Carson Wentz’s time in Philadelphia is coming to a close, and if there was any skepticism of that notion, Sunday night’s loss to Washington was a clear indicator that the franchise has clearly decided to move on from the former No. 2 overall pick.
For the first time in his Eagles career, Wentz was labeled a healthy scratch by head coach Doug Pederson, who chose to start rookie second-rounder Jalen Hurts in a matchup where Philadelphia’s attempt to play spoiler ultimately failed behind a three-quarter performance by Hurts and an “appearance” by Nate Sudfeld. When asked after the game why the decision was made to make the switch from Hurts to Sudfeld, Pederson simply replied he was “coaching to win the game.” It’s an interesting answer acknowledging the fact that Hurts, who by no means was stellar, simply accomplished what Wentz has so many times for Philadelphia in the past: making something out of nothing.
Hurts didn’t turn any heads throwing the football Sunday night, but his innate ability to create outside the pocket and identify rushing lanes when plays broke down ultimately led to Philadelphia’s lead late in the first half. The questions began to arise on the exact direction of Pederson’s Eagles when Sudfeld took the field in the fourth quarter to “get his work in,” because “he’s been here for four years.”
I’m sorry, what? This is the National Football League, correct? When has there been a “mandatory play” rule? The decision was mind-boggling and it has left many speculating whether Pederson ultimately survives his scheduled meeting with team owner Jeffrey Lurie on Tuesday.
How did the Eagles get here? How has an NFC East perennial power succumbed to the Hollywood drama and quarterback carousel of its fellow divisional foes? How has a seemingly strong quarterback-head coach relationship led to a potential departure of the quarterback that was looked upon as the leader for the next 15 years of the franchise?
Just last year, Wentz agreed to a four-year, $128 million extension that fully goes into effect next season. In a perfect scenario, even if the team were able to trade Wentz, they would still owe the signal-caller $33.8M, which would result in dead money on the team’s cap, per Spotrac. Additionally, the team would have only until the second day of the new league year in March to get a trade done or else they would owe Wentz his base salary of $22M guaranteed in 2021.

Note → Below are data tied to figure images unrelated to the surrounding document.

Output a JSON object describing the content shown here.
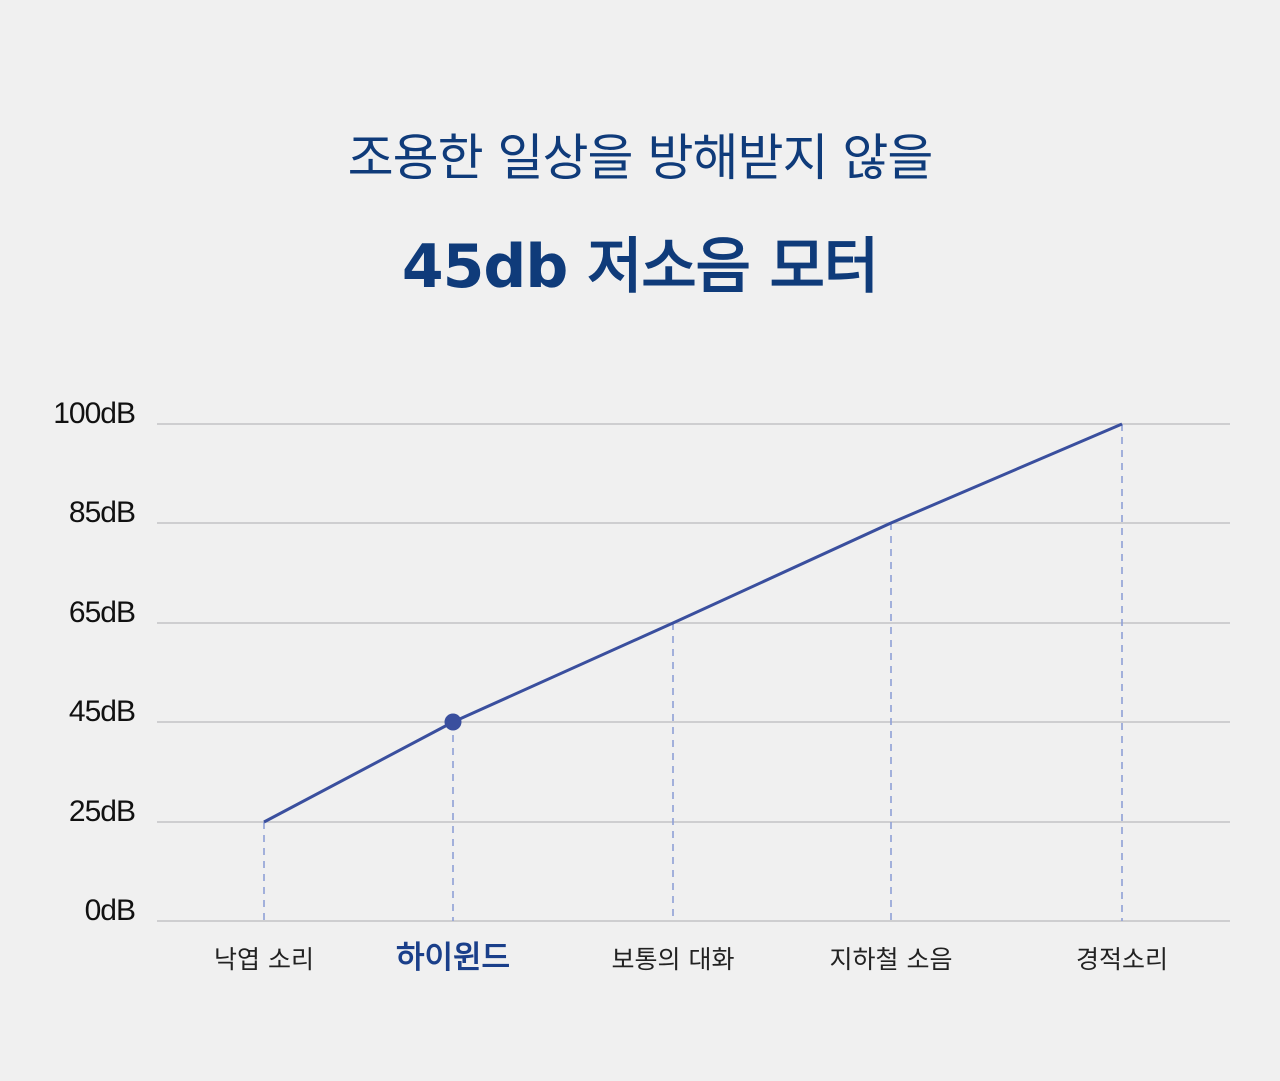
{
  "title": "조용한 일상을 방해받지 않을",
  "subtitle": "45db 저소음 모터",
  "colors": {
    "title": "#0f3b7a",
    "line": "#3a4f9e",
    "dash": "#8fa0d6",
    "grid": "#c2c2c6",
    "highlight_label": "#1a3f8a"
  },
  "chart_data": {
    "type": "line",
    "title": "",
    "xlabel": "",
    "ylabel": "",
    "categories": [
      "낙엽 소리",
      "하이윈드",
      "보통의 대화",
      "지하철 소음",
      "경적소리"
    ],
    "values": [
      25,
      45,
      65,
      85,
      100
    ],
    "y_ticks": [
      0,
      25,
      45,
      65,
      85,
      100
    ],
    "y_tick_labels": [
      "0dB",
      "25dB",
      "45dB",
      "65dB",
      "85dB",
      "100dB"
    ],
    "highlight_category": "하이윈드",
    "grid": true,
    "legend": "none"
  }
}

Numbers aside, a Wentz departure would leave the team with its hands tied.
Truthful or not, Pederson has shared his likeness toward Wentz, saying Sunday he has the “utmost respect” for Wentz and he “trusts” either side can make amends, but actions are simply louder than words. Following Wentz’s benching against the Packers in Week 13 in which Wentz registered a pedestrian 79 yards through the air on 15 attempts (including four sacks), Pederson named Hurts the starter for the following week against the Saints—a game that then saw the former Oklahoma Sooner lead the Eagles to a 24-21 win. If anything, it was a long-overdue wake-up call for Wentz, who sits at the bottom of every major statistical category for quarterbacks in 2020.
So, where does Philadelphia go next?
Quarterback questions aside, the Eagles just finished 2020 with a 4-11-1 record, the team’s worst mark since 2012. There are holes everywhere, Zach Ertz is seemingly on the outs, Darius Slay seems to be an overpay, a cap crunch is imminent, and a franchise rebuild could be closer than any expected.
Philadelphia has clinched the sixth pick in the upcoming draft, and with many options viable to suit the Eagles aging roster, could they go quarterback in a class as deep as this year’s to accompany Hurts and eliminate the shadow of Wentz? Of course. Will they? It may be the biggest question this offseason that has left many in Philadelphia pondering just how they got here.